My error rate just spiked 40%. Three weeks of debugging, two engineers on call, and the coffee is stone cold. The terminal is still bleeding red.
I was staring at a log that showed our AI service had been leaking embeddings to unauthorized requests for fourteen days. Two weeks of silence. Two weeks of exposure.
I ran a quick scan on Shodan. Within six hours, I found a million other "naked" AI services just like ours. It felt like walking into an ER and seeing a sea of preventable casualties.
This is what one security researcher found when they systematically scanned a million production AI services and assessed their security posture. The results weren't "some services had issues." They were: almost no one did authentication right. Almost no one had rate limiting. Almost no one encrypted their training data in transit.
What the Scan Actually Found
The research identified three recurring failure modes:
- No authentication on inference endpoints — assumed "trusted" internal only
- No rate limiting on vector DB queries — resource exhaustion attacks
- Training data exposure through logs — PII, credentials, internal instructions
Here's what's interesting: these aren't sophisticated vulnerabilities. Rate limiting is solved technology. Authentication middleware is mature. These aren't "AI problems." These are "we forgot to apply what we already know" problems.
And that's exactly why it's worth writing about.
The Pattern Has a Name: Deploy-to-Expose
We scanned 1M services and found the worst security in history. The pattern has a name now: Deploy-to-Expose — the culture that treats "ship fast" as a substitute for "ship secure."
The Trap: Intelligence Doesn't Equal Security
The pattern I keep seeing is a deployment culture that treats AI services as different from other network services.
"It's an AI service, so it's smart. It probably has its own security built in."
I've heard this exact sentiment from three different engineering teams in the last six months. In each case, they'd applied rigorous security review to their payment APIs. They'd implemented mTLS between services. They'd done threat modeling for their data pipelines.
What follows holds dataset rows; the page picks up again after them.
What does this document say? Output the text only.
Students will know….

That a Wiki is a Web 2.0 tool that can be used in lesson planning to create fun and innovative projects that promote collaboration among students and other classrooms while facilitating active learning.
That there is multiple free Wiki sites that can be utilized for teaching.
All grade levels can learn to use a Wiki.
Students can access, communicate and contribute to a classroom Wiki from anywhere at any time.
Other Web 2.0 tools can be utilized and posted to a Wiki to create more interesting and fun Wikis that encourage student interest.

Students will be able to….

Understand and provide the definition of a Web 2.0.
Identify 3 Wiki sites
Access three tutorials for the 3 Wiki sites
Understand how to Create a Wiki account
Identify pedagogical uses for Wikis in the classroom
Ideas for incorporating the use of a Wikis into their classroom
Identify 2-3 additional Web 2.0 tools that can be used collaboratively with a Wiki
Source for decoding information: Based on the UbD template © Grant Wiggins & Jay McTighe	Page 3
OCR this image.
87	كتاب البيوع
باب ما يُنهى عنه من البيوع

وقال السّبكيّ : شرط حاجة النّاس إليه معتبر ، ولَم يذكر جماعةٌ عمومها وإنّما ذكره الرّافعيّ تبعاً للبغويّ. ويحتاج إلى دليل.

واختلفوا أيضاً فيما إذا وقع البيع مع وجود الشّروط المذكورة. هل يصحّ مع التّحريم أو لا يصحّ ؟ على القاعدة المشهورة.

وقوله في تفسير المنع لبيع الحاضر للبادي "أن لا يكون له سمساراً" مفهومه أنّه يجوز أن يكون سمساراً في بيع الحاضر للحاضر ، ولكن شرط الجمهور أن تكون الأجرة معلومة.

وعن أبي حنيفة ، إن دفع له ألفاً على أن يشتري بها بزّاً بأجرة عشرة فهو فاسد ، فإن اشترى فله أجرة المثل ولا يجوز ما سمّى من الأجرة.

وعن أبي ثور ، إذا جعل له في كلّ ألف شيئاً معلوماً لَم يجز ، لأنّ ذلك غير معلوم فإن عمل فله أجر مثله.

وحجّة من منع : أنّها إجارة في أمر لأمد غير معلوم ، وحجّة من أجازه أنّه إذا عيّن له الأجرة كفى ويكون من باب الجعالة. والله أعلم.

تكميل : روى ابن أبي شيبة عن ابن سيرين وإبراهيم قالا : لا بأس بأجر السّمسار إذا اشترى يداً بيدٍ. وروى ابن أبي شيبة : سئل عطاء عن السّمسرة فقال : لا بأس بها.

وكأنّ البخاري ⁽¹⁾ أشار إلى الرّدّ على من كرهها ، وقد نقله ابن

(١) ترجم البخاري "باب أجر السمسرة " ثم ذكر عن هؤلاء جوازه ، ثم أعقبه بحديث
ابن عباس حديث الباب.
Then they deployed an AI service with a default configuration and called it done.
Skeleton Implementation doesn't care if your service uses an LLM. An AI service that accepts natural language input and outputs actions is a reverse proxy with an LLM and a vector DB attached. It needs the same security controls as every other service that touches sensitive data.
The difference is the attack surface. When your payment API accepts "deduct $50 from account X," that's one threat vector. When your AI service accepts "show me the top 10 customer records similar to this query," it has access to everything your RAG system is connected to — databases, vector stores, internal APIs — via natural language.
The intelligence is in the model. The blast radius is in the deployment.
The Real Trade-off Nobody Talks About
Here's the uncomfortable truth about why AI teams skip authentication. It's not negligence — it's a calculated trade-off.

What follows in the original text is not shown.